Beginning with the error-prone PCR library generated by Heimer et al.,21 variants of the protein human MBD2 were displayed on the surface of yeast cells, and those with improved affinity for hemi-methylated DNA were selected using an equilibrium binding assay. The selection process is depicted in Fig. 2. In the early rounds of selection, cells expressing the MBD library were incubated with hemi-methylated DNA attached to magnetic beads, allowing the cells that bind to the DNA to be separated from the larger library. In later rounds, the cells isolated from the magnetic bead selections were incubated with biotinylated, hemi-methylated DNA that was then labeled with a streptavidin-conjugated fluorophore. In this assay, cells expressing proteins with the highest affinities had the largest number of fluorophore-labeled DNA molecules attached, giving the brightest signal during flow cytometry. These cells were isolated using fluorescence-activated cell sorting (FACS). The amino acid sequences of the proteins isolated after the selection procedure are shown in the ESI (Table S1). All of the variants isolated had the K161R mutation and 70% had the F208Y mutation, two mutations described previously that allow for the formation of an additional hydrogen bond to stabilize the protein structure and to bind to the DNA backbone, respectively.21 The F187I mutation, which is adjacent to the arginine residue that interacts with the methylated cytosine base,25 was also found in 50% of the isolated proteins.


image file: c6me00073h-f2.tif
Fig. 2 MBD variants were expressed on the surface of S. cerevisiae. Cells expressing variants with improved affinity for hemi-methylated DNA were selected first with magnetic beads coated in hemi-methylated DNA and then with fluorescence activated cell sorting.
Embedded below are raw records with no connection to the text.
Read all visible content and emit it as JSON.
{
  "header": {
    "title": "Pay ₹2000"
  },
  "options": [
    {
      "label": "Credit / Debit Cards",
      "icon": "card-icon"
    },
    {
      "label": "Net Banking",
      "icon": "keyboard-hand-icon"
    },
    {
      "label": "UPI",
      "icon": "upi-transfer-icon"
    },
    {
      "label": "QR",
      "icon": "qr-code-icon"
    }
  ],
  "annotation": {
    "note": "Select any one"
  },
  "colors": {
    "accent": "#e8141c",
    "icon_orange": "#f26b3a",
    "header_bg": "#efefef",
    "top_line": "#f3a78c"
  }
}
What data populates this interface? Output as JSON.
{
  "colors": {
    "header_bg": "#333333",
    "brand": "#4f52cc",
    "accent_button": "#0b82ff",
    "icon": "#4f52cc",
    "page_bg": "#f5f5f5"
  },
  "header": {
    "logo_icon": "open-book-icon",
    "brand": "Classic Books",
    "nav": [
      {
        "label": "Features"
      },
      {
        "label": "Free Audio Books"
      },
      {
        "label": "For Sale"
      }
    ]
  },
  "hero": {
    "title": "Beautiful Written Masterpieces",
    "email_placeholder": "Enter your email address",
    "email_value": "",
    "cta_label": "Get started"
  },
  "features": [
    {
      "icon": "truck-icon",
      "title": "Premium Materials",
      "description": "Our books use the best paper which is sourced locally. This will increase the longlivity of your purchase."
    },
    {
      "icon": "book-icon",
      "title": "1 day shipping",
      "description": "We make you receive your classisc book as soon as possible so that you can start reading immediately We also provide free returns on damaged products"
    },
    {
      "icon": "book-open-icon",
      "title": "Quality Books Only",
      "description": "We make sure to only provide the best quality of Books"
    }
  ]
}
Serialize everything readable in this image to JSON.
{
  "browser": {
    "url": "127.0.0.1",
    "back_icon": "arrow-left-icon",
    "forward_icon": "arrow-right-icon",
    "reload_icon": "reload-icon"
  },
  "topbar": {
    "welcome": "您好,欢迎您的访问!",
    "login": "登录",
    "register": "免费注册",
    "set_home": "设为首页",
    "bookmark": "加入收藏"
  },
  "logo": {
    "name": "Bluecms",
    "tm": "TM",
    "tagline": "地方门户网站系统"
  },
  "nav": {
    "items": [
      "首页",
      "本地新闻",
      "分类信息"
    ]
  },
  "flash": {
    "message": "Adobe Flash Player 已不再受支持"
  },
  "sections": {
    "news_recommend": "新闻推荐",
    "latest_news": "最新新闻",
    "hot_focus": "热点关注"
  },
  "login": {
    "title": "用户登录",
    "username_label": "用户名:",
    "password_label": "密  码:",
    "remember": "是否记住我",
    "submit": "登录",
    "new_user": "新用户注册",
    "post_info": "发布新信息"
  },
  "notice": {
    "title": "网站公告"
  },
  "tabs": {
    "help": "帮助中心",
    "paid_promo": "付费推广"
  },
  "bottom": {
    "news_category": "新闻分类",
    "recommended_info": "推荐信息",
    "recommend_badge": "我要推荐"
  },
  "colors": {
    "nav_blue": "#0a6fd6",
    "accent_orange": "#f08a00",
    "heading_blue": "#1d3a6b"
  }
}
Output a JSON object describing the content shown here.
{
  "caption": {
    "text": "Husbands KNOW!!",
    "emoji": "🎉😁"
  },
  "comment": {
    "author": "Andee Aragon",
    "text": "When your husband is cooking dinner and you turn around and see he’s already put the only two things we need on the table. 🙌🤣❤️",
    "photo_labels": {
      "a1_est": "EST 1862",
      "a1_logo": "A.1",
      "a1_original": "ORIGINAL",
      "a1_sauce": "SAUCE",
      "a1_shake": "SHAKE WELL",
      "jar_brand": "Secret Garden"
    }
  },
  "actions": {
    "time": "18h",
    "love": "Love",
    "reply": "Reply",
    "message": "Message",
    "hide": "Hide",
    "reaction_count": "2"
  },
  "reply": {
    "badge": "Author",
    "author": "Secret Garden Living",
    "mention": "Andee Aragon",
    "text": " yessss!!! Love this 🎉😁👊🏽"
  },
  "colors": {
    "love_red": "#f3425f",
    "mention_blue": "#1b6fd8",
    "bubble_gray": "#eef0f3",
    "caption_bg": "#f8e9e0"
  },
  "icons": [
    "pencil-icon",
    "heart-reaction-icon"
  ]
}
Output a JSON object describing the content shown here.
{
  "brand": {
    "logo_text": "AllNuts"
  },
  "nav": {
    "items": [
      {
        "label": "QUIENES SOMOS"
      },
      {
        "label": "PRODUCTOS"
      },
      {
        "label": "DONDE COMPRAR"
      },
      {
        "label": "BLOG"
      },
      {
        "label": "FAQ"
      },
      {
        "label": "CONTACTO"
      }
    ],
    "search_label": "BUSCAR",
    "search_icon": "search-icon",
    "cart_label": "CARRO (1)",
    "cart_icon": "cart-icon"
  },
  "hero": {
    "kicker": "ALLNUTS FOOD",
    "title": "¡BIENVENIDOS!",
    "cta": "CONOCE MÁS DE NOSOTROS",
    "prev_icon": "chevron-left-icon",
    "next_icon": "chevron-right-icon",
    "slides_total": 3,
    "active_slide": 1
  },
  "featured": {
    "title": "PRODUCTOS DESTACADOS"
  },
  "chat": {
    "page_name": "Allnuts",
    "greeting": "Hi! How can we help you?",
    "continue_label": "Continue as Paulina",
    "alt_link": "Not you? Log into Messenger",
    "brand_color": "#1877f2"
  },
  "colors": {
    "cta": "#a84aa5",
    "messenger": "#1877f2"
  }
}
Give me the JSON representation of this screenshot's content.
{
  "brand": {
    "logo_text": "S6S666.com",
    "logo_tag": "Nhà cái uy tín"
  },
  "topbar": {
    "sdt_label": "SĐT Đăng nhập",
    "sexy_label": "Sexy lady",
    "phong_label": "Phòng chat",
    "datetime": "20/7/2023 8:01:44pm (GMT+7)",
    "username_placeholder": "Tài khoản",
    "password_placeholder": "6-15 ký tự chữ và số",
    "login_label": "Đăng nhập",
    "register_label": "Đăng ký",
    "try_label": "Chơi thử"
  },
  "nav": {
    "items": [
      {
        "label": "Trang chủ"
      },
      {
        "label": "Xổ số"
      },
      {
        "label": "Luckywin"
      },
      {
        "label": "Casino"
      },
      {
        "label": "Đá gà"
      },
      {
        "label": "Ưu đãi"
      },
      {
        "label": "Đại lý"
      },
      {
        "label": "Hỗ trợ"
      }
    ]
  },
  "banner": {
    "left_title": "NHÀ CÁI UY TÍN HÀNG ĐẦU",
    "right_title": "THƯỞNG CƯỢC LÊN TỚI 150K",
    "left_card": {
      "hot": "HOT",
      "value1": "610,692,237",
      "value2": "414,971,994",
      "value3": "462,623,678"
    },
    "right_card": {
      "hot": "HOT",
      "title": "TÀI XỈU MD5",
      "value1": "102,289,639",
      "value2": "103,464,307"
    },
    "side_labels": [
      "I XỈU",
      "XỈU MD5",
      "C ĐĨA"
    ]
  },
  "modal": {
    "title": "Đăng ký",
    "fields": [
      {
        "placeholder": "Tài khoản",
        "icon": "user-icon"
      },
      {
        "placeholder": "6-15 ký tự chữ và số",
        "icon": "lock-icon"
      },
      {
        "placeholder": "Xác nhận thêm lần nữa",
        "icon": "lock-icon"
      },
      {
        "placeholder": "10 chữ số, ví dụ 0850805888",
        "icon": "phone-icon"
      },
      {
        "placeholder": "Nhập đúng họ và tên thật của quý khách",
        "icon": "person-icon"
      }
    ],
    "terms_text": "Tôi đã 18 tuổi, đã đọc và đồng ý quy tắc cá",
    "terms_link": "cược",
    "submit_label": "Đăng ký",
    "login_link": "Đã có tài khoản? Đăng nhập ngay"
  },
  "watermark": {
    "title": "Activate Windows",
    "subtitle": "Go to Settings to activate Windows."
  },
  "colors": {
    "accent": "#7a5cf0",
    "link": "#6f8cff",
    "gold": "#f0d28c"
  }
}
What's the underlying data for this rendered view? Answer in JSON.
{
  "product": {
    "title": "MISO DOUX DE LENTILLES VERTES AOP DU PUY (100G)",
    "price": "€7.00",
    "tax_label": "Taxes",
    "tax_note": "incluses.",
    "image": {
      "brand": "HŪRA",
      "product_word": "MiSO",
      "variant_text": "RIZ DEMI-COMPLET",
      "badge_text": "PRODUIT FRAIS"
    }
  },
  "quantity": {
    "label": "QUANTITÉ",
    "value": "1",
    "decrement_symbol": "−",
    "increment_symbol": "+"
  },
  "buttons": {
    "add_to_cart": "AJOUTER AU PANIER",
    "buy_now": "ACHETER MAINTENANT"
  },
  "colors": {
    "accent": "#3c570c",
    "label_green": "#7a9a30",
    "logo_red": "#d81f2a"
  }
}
Six unique protein variants were compared (Fig. S3), and the top-performing protein, variant h4, was characterized by equilibrium binding titration. Fig. 3a shows the improvement in the binding affinity of the engineered protein for hemi-methylated DNA over that of the wild-type MBD2 protein. Completion of equilibrium binding titrations in triplicate gives a dissociation constant of 5.6 ± 1.4 nM, a value nearly identical to the wild type protein's dissociation constant with symmetrically methylated DNA. Fig. 3b shows that the new protein binds to hemi-methylated DNA and symmetrically methylated DNA with similar affinity while retaining good specificity for these constructs over unmethylated DNA. Three of the four mutations in variant h4, K161R, F187I, and F208Y, have been described previously. The fourth mutation, T200S, is a small change from a threonine to the slightly smaller serine. Depicted in Fig. 4, which is based on the NMR structure for chicken MBD2,25 this mutation is located far from the DNA binding site. This residue is not conserved across the MBD family: it is found as alanine in MBD1, threonine in human MBD2, asparagine in MBD4, and valine in MeCP2. However, none of the wild type MBD proteins nor any of the proteins isolated from the library except for variant h4 have the S200 residue. Nevertheless, this mutation appears to play an important role in binding to hemi-methylated DNA.


image file: c6me00073h-f3.tif
Fig. 3 a) An equilibrium binding titration shows the binding affinity for the engineered variant H4 in comparison with the wild-type hMBD2 protein. b) The engineered hMBD2 protein H4 is characterized by equilibrium binding titrations with hemi-methylated, symmetrically methylated, and unmethylated DNA.

image file: c6me00073h-f4.tif
Fig. 4 The structure of the engineered protein, variant H4, is shown in association with DNA with the T200S mutation highlighted. This structure was constructed using the SWISS-MODEL system26 based on the crystal structure of chicken MBD2.25

To determine whether the new protein can function to distinguish between hemi-methylated and unmethylated DNA in the interfacial binding assays previously developed,17,18 binding experiments were performed with soluble MBD2 variant h4 and DNA arrays printed on agarose-coated glass slides. The MBD2 variant h4 was cloned into the pET30b bacterial expression vector and expressed as a fusion protein with eGFP and a biotin acceptor sequence. The slides were printed with hemi-methylated DNA as well as unmethylated DNA. Biotinylated MBD bound to the DNA was labeled with streptavidin, Alexa Fluor® 647 and detected by fluorescence imaging. In the resulting image, found in Fig. 5a, MBD bound to the hemi-methylated DNA is easily visible while the spots printed with unmethylated DNA show little binding and are very difficult to identify by eye, a visual distinction that is confirmed by the quantitative results shown in Fig. 5b.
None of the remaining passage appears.